In an effort to better understand what is being done in the refrigeration industry, the IIAR Safety Committee developed a list of questions for a survey, which was done in December 2018. There were 127 responses to the survey. Briefly, the survey indicated the following:

  •  Most companies, small or large, do have a LOTO program and do feel a LOTO program should apply to their refrigeration system, including manual hand valves.
  • Over 80% responded that they believe their LOTO program is being applied to every manual hand valve in their system, even for routine tasks. This raises the question of whether the results are accurate, or if possibly those responding to the survey are not the refrigeration technicians who work on, or operate a system.
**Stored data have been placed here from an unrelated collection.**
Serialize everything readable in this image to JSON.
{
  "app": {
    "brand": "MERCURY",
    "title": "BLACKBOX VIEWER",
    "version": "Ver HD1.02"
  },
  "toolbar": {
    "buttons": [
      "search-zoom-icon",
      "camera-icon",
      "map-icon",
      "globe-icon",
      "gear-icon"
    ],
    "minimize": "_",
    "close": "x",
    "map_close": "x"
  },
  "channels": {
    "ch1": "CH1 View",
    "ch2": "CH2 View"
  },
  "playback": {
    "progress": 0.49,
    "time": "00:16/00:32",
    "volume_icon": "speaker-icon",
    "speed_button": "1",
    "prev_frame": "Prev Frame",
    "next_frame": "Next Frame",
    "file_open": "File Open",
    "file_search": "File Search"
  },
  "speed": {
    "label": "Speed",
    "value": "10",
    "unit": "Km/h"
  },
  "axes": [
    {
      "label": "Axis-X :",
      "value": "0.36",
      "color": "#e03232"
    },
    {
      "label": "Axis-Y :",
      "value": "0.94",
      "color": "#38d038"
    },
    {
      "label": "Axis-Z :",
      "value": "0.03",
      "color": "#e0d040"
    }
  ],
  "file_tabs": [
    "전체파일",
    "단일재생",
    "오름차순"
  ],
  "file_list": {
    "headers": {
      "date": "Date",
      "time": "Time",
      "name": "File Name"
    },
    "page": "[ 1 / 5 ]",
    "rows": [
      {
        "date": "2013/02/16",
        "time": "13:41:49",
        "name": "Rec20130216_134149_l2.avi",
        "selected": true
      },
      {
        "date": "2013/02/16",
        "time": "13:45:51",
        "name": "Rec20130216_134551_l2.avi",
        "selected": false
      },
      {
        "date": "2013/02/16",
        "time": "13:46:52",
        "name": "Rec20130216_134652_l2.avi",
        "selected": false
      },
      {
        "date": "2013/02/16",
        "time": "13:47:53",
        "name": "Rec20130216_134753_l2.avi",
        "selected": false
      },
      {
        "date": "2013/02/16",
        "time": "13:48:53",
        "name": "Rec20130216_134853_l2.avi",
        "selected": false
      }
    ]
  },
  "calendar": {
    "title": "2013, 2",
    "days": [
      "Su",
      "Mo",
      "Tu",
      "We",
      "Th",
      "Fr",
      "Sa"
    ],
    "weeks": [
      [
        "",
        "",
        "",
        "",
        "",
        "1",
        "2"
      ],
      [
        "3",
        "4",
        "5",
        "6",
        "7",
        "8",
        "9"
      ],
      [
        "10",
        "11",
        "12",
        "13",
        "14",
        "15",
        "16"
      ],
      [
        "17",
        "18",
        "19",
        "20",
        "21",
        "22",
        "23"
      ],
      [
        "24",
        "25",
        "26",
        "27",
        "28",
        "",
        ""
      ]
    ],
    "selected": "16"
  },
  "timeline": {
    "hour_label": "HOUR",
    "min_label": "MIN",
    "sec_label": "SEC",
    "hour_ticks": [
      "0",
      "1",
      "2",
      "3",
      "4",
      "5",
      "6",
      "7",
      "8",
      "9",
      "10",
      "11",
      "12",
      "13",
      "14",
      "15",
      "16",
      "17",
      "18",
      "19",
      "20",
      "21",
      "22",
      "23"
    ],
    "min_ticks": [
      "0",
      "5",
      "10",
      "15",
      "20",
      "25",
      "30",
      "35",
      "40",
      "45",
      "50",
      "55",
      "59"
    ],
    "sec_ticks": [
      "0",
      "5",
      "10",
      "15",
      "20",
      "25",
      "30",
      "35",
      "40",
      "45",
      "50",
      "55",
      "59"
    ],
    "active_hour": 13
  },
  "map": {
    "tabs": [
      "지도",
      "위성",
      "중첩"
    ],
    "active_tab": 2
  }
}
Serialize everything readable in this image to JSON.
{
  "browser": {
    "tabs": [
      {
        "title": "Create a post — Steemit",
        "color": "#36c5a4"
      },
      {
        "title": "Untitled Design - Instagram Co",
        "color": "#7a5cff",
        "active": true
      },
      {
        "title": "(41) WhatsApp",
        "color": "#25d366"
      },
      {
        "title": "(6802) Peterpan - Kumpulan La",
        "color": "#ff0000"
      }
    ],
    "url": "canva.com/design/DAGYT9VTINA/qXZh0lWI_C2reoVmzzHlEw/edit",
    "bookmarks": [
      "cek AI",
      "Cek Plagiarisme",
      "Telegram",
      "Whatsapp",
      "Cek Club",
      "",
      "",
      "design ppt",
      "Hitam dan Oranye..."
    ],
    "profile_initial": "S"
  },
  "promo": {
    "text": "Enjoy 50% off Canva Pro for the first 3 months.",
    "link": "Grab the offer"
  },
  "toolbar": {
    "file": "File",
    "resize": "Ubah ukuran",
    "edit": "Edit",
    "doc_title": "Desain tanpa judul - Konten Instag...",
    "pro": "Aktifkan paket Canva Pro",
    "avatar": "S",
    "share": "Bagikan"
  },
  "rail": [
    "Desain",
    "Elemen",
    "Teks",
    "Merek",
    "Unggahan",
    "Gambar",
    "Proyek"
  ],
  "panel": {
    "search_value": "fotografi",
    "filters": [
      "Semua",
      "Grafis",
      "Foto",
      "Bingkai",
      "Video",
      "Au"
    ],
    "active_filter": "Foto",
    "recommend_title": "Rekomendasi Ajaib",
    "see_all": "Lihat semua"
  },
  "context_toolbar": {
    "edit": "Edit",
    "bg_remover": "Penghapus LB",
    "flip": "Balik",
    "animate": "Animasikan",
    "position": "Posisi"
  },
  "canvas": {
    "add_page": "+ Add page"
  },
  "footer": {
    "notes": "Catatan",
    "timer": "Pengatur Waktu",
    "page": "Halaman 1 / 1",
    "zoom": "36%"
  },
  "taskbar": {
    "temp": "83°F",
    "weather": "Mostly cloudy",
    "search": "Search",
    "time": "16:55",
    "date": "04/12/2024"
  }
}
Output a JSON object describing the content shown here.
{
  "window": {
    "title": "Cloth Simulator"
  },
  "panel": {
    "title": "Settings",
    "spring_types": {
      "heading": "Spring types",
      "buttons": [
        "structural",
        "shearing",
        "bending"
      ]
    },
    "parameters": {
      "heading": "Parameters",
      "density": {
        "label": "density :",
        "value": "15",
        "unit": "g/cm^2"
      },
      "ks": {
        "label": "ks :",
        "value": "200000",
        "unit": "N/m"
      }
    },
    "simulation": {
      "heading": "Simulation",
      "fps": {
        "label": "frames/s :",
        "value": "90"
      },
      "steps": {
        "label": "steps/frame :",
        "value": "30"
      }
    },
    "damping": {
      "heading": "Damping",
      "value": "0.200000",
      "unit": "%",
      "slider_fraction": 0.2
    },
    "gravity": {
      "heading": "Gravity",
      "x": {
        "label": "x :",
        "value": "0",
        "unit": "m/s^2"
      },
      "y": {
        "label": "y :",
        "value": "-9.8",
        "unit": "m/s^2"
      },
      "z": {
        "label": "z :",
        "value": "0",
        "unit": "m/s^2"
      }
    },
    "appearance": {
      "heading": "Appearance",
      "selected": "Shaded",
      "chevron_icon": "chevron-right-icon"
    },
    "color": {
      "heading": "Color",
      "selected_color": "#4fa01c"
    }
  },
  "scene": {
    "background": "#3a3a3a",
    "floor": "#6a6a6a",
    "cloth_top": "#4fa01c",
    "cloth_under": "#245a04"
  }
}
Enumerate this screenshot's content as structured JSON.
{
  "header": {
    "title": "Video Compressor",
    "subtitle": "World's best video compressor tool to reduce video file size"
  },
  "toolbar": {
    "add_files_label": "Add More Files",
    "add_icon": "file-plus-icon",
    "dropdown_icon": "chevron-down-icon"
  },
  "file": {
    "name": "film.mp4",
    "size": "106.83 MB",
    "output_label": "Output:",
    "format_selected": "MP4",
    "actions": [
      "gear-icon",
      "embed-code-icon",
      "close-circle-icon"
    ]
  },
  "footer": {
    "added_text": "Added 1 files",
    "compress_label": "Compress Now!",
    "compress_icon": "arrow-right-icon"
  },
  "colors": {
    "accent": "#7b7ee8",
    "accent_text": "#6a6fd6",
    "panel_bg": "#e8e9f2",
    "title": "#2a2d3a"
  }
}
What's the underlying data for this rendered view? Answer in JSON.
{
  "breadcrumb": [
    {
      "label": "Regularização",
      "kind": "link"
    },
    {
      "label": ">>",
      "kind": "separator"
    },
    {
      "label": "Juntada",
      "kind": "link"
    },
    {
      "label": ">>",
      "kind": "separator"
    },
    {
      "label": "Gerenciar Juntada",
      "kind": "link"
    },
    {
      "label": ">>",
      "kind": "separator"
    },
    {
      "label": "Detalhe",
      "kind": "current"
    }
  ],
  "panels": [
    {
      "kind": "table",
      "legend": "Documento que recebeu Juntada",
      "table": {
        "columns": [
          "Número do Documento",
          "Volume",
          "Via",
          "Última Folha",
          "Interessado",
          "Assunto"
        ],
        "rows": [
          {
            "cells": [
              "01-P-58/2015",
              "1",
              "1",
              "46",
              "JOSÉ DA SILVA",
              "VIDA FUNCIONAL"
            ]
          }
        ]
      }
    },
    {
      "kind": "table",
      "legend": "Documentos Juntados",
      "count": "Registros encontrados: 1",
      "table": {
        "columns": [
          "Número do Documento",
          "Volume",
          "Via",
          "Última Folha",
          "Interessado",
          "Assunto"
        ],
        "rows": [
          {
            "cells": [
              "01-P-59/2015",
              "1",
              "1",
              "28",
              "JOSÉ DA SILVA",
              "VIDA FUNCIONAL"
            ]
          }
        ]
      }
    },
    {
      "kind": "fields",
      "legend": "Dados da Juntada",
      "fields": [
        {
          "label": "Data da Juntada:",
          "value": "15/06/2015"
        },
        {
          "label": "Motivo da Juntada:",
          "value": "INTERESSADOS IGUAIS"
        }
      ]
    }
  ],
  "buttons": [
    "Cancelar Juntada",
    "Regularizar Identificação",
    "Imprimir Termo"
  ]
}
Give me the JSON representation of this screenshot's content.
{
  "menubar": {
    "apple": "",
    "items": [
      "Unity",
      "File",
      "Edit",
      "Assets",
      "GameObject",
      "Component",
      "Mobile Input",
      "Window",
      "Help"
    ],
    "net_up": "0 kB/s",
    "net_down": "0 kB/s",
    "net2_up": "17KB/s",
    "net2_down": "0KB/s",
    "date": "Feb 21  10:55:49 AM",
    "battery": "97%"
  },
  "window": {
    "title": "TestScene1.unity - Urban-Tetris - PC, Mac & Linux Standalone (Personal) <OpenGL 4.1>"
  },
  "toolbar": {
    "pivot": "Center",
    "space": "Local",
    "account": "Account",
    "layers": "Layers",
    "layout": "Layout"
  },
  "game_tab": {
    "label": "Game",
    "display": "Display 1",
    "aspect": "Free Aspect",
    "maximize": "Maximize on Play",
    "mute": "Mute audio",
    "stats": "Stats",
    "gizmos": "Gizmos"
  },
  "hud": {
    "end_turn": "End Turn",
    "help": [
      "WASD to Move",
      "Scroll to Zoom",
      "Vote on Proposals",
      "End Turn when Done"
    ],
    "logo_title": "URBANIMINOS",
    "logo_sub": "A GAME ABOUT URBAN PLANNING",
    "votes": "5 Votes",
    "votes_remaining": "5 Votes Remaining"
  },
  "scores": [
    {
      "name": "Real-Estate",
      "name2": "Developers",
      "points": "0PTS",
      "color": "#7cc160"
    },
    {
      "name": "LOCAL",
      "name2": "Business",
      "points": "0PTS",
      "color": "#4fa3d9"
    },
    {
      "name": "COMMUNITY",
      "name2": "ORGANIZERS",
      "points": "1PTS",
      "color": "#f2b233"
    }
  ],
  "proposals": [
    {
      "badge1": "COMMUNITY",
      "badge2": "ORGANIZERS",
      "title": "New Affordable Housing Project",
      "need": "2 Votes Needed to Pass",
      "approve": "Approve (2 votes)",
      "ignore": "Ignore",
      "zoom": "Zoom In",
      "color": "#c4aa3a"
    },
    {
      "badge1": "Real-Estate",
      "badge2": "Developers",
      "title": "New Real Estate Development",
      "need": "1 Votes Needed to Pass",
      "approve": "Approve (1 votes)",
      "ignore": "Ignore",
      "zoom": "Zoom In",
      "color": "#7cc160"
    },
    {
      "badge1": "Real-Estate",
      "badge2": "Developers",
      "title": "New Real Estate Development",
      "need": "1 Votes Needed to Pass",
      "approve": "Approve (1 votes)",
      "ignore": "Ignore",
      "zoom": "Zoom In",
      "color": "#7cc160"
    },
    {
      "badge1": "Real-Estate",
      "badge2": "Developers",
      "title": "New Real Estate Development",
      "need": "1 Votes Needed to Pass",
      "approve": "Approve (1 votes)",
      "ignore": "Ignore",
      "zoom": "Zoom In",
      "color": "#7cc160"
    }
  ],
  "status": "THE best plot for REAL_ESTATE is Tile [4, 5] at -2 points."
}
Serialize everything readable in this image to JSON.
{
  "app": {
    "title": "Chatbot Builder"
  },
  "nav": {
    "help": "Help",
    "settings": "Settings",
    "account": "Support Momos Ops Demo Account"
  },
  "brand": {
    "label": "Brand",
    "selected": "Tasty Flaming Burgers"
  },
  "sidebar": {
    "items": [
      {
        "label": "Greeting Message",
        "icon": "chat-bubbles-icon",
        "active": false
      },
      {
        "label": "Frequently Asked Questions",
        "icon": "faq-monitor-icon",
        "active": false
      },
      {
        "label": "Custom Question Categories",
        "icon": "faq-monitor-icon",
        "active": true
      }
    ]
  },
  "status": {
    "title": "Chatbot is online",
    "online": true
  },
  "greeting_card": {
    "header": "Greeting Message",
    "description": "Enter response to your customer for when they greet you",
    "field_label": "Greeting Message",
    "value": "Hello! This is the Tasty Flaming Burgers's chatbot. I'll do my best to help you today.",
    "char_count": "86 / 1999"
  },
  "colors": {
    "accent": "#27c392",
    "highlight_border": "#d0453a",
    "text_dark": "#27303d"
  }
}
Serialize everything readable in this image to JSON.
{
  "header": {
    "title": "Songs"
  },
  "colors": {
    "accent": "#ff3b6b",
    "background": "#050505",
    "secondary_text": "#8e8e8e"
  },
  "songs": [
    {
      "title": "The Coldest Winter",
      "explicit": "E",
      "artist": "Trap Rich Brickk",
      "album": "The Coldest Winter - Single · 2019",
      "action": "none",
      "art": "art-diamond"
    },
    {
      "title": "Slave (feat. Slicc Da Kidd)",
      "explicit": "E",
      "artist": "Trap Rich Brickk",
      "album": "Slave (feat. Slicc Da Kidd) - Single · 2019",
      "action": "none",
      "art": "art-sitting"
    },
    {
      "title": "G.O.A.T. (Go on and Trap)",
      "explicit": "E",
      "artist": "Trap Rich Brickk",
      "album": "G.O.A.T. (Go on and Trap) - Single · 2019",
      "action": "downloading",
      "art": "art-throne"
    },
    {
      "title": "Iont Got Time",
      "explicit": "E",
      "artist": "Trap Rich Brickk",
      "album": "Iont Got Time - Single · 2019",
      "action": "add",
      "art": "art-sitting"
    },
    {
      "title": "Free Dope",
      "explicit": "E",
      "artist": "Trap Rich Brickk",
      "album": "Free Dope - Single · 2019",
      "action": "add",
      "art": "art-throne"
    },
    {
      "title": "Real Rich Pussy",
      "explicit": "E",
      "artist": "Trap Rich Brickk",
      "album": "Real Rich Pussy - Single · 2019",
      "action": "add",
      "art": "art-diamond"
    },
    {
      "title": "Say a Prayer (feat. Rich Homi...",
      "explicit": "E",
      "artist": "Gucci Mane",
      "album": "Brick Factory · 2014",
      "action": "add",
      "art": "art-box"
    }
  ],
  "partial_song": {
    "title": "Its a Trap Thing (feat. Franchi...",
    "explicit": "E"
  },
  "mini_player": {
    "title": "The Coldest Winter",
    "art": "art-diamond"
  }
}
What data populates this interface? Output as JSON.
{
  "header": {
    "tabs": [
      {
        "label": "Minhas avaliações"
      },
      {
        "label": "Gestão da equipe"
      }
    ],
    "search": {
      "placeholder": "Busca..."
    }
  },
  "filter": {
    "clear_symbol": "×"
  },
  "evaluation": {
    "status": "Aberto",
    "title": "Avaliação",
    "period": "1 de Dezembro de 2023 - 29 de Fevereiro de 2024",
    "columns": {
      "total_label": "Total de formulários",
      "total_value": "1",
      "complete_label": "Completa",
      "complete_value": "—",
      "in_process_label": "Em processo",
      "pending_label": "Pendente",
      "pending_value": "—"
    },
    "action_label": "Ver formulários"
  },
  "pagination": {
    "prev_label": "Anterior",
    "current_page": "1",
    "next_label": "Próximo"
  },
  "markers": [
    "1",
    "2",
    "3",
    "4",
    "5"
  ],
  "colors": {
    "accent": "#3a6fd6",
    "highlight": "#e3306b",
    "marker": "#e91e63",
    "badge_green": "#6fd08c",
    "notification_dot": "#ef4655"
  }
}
Field observations have shown that use of LOTO may not be used in small or large companies as much as the people filling out the survey think. 

Additional information about the survey results will be presented at the Workshop “Lessons Learned in Ammonia Refrigeration: Making Our Industry Safer”, at the IIAR Annual Conference in Phoenix, AZ on March 5th, at 1:10 pm to 2:55 pm.

The refrigeration industry should have a guideline for the application of LOTO. There should also be consistency in its use. There should not be a gap between what we think is being done and what is actually occurring. If an industry-developed guideline is created, regulators would naturally refer to it rather than citing interpretations of the LOTO standard that might not be entirely applicable in the refrigeration industry. The survey is just one step in a process to develop a guideline specifically for the industrial refrigeration industry. It is hoped that with input from the Safety Committee, other members of IIAR, IIAR Staff, and other stakeholders, a guideline can be developed that can be widely accepted by our industry and eliminate or greatly reduce the gray area that presently exists in application of the LOTO Standard.